Pourquoi Giono a-t-il choisi de citer ces deux passages? Le choix n’est pas gratuit. Il y a probablement un rapport entre l’action de l’auteur et celle du personnage. Dans le premier passage, on peut remarquer surtout la détermination du héros et le défi qu’il lance à l’ennemi qui se trouve en face de lui, même si celui-ci ressemble au « géant Biarée ». Dans le deuxième, on peut noter une certaine réflexion du personnage sur la nature même de son action. L’expression « les folies en lumière » est assez significative.

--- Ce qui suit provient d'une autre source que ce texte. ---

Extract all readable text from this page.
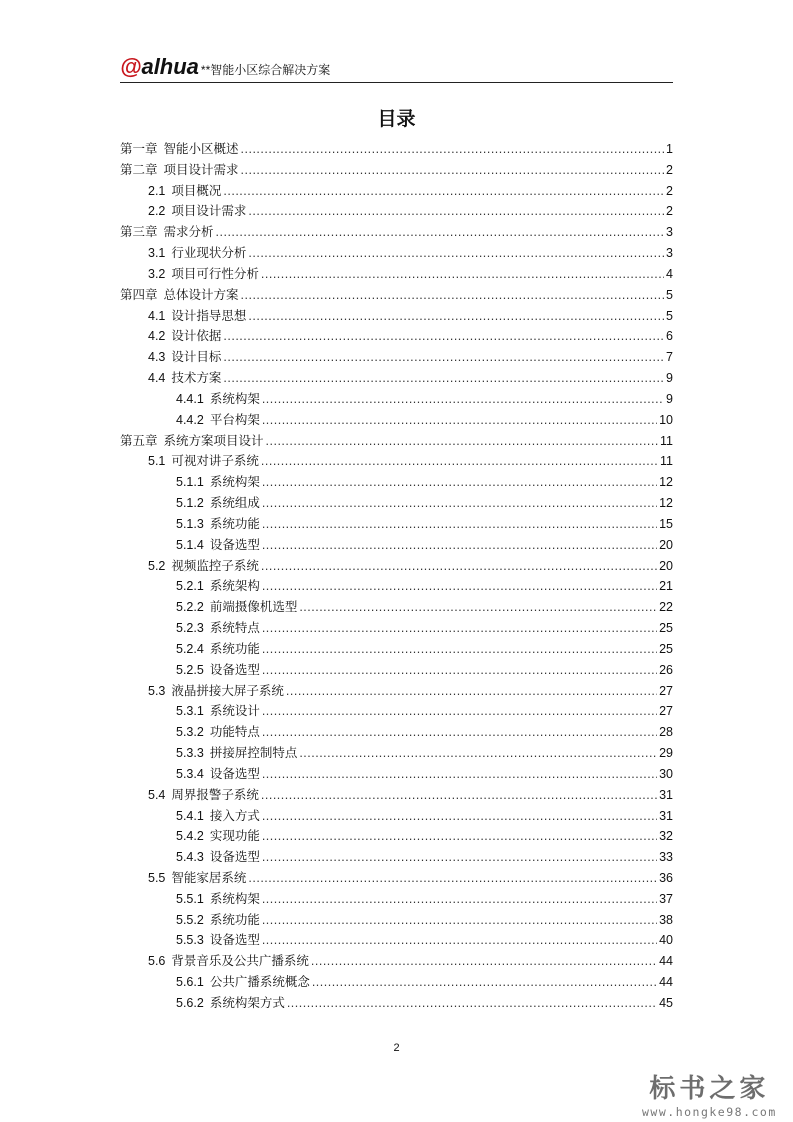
@alhua **智能小区综合解决方案
目录
第一章 智能小区概述 .....	1
第二章 项目设计需求 .....	2
2.1 项目概况 .....	2
2.2 项目设计需求 .....	2
第三章 需求分析 .....	3
3.1 行业现状分析 .....	3
3.2 项目可行性分析 .....	4
第四章 总体设计方案 .....	5
4.1 设计指导思想 .....	5
4.2 设计依据 .....	6
4.3 设计目标 .....	7
4.4 技术方案 .....	9
4.4.1 系统构架 .....	9
4.4.2 平台构架 .....	10
第五章 系统方案项目设计 .....	11
5.1 可视对讲子系统 .....	11
5.1.1 系统构架 .....	12
5.1.2 系统组成 .....	12
5.1.3 系统功能 .....	15
5.1.4 设备选型 .....	20
5.2 视频监控子系统 .....	20
5.2.1 系统架构 .....	21
5.2.2 前端摄像机选型 .....	22
5.2.3 系统特点 .....	25
5.2.4 系统功能 .....	25
5.2.5 设备选型 .....	26
5.3 液晶拼接大屏子系统 .....	27
5.3.1 系统设计 .....	27
5.3.2 功能特点 .....	28
5.3.3 拼接屏控制特点 .....	29
5.3.4 设备选型 .....	30
5.4 周界报警子系统 .....	31
5.4.1 接入方式 .....	31
5.4.2 实现功能 .....	32
5.4.3 设备选型 .....	33
5.5 智能家居系统 .....	36
5.5.1 系统构架 .....	37
5.5.2 系统功能 .....	38
5.5.3 设备选型 .....	40
5.6 背景音乐及公共广播系统 .....	44
5.6.1 公共广播系统概念 .....	44
5.6.2 系统构架方式 .....	45
2
标书之家
www.hongke98.com
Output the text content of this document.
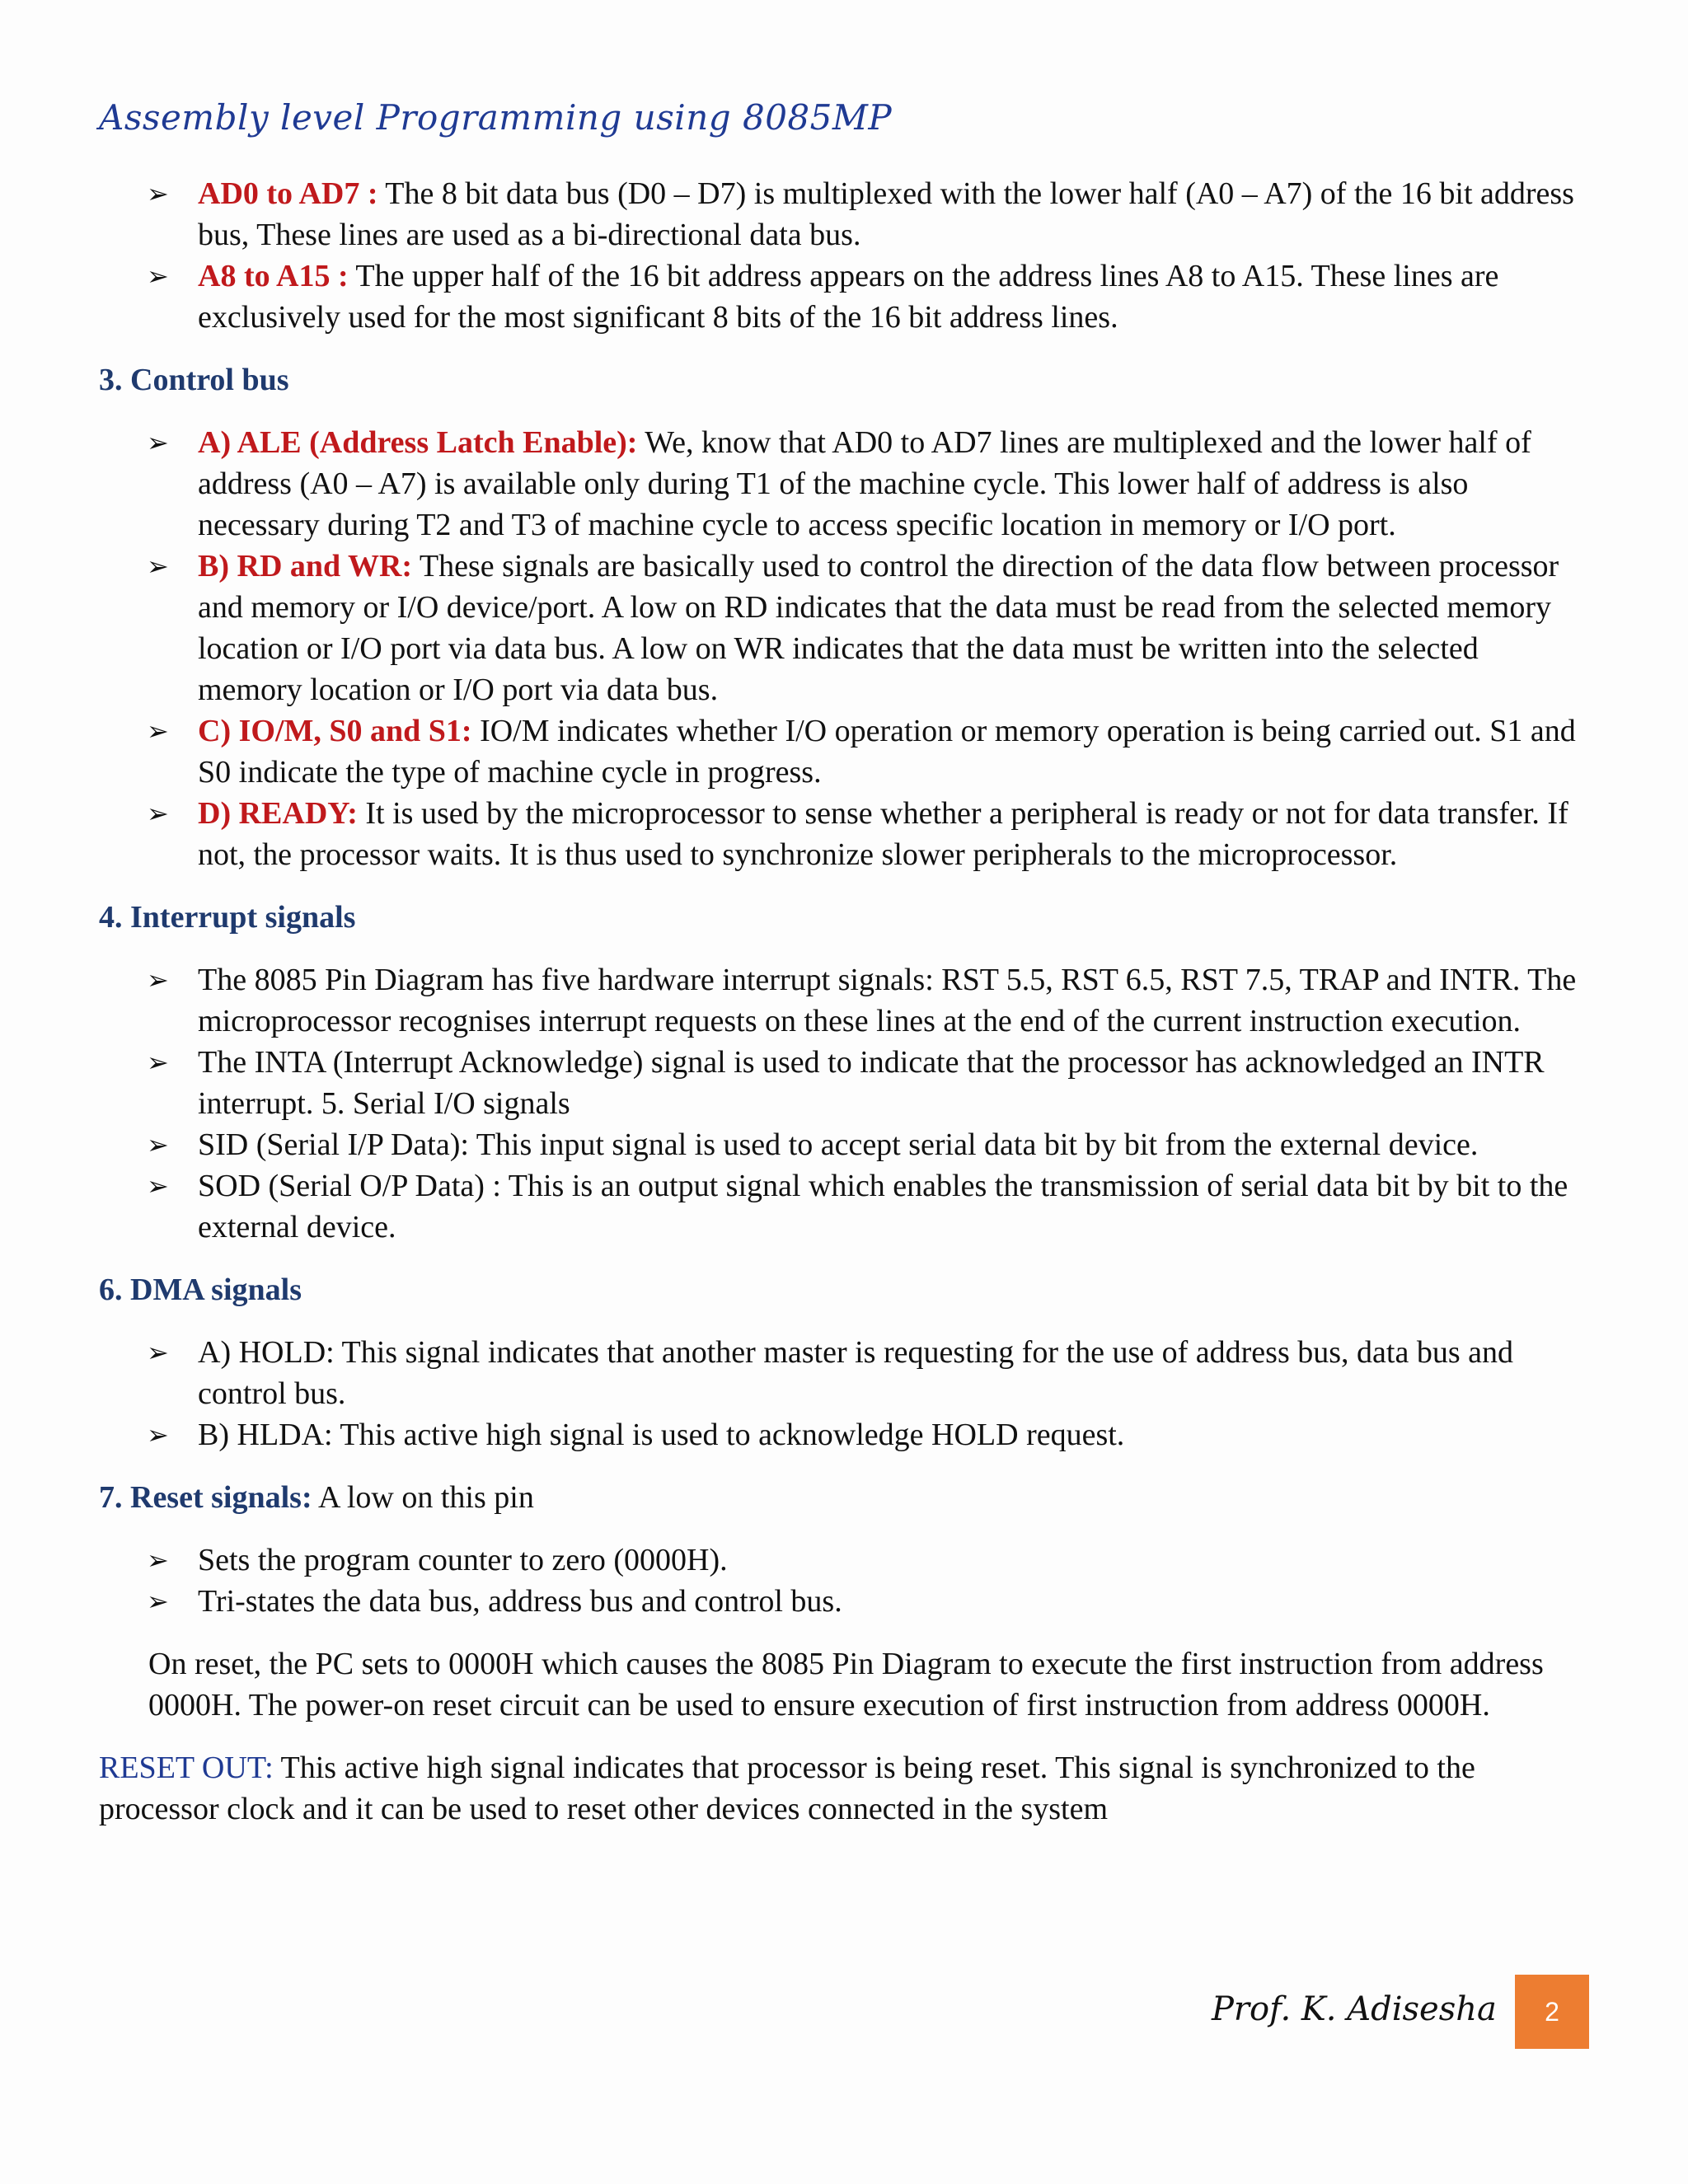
Assembly level Programming using 8085MP
➢ AD0 to AD7 : The 8 bit data bus (D0 – D7) is multiplexed with the lower half (A0 – A7) of the 16 bit address bus, These lines are used as a bi-directional data bus.
➢ A8 to A15 : The upper half of the 16 bit address appears on the address lines A8 to A15. These lines are exclusively used for the most significant 8 bits of the 16 bit address lines.
3. Control bus
➢ A) ALE (Address Latch Enable): We, know that AD0 to AD7 lines are multiplexed and the lower half of address (A0 – A7) is available only during T1 of the machine cycle. This lower half of address is also necessary during T2 and T3 of machine cycle to access specific location in memory or I/O port.
➢ B) RD and WR: These signals are basically used to control the direction of the data flow between processor and memory or I/O device/port. A low on RD indicates that the data must be read from the selected memory location or I/O port via data bus. A low on WR indicates that the data must be written into the selected memory location or I/O port via data bus.
➢ C) IO/M, S0 and S1: IO/M indicates whether I/O operation or memory operation is being carried out. S1 and S0 indicate the type of machine cycle in progress.
➢ D) READY: It is used by the microprocessor to sense whether a peripheral is ready or not for data transfer. If not, the processor waits. It is thus used to synchronize slower peripherals to the microprocessor.
4. Interrupt signals
➢ The 8085 Pin Diagram has five hardware interrupt signals: RST 5.5, RST 6.5, RST 7.5, TRAP and INTR. The microprocessor recognises interrupt requests on these lines at the end of the current instruction execution.
➢ The INTA (Interrupt Acknowledge) signal is used to indicate that the processor has acknowledged an INTR interrupt. 5. Serial I/O signals
➢ SID (Serial I/P Data): This input signal is used to accept serial data bit by bit from the external device.
➢ SOD (Serial O/P Data) : This is an output signal which enables the transmission of serial data bit by bit to the external device.
6. DMA signals
➢ A) HOLD: This signal indicates that another master is requesting for the use of address bus, data bus and control bus.
➢ B) HLDA: This active high signal is used to acknowledge HOLD request.
7. Reset signals: A low on this pin
➢ Sets the program counter to zero (0000H).
➢ Tri-states the data bus, address bus and control bus.

On reset, the PC sets to 0000H which causes the 8085 Pin Diagram to execute the first instruction from address 0000H. The power-on reset circuit can be used to ensure execution of first instruction from address 0000H.

RESET OUT: This active high signal indicates that processor is being reset. This signal is synchronized to the processor clock and it can be used to reset other devices connected in the system

Prof. K. Adisesha	2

Dans le Journal , en date du 6 mars 1939, Giono parle encore de Don Quichotte. Il compare le plaisir qu’il éprouve à l’écoute d’un morceau de musique de Monteverdi à celui de la lecture de cette oeuvre :

‘J’entends pour la première fois de la musique (voix humaines) de Claudio Monteverdi. Je suis bouleversé. C’est comme si je n’avais jamais lu ni l’Odyssée ni Don Qu i chotte et que je vienne de connaître leur existence. C’est formidable. » (VIII, 300)’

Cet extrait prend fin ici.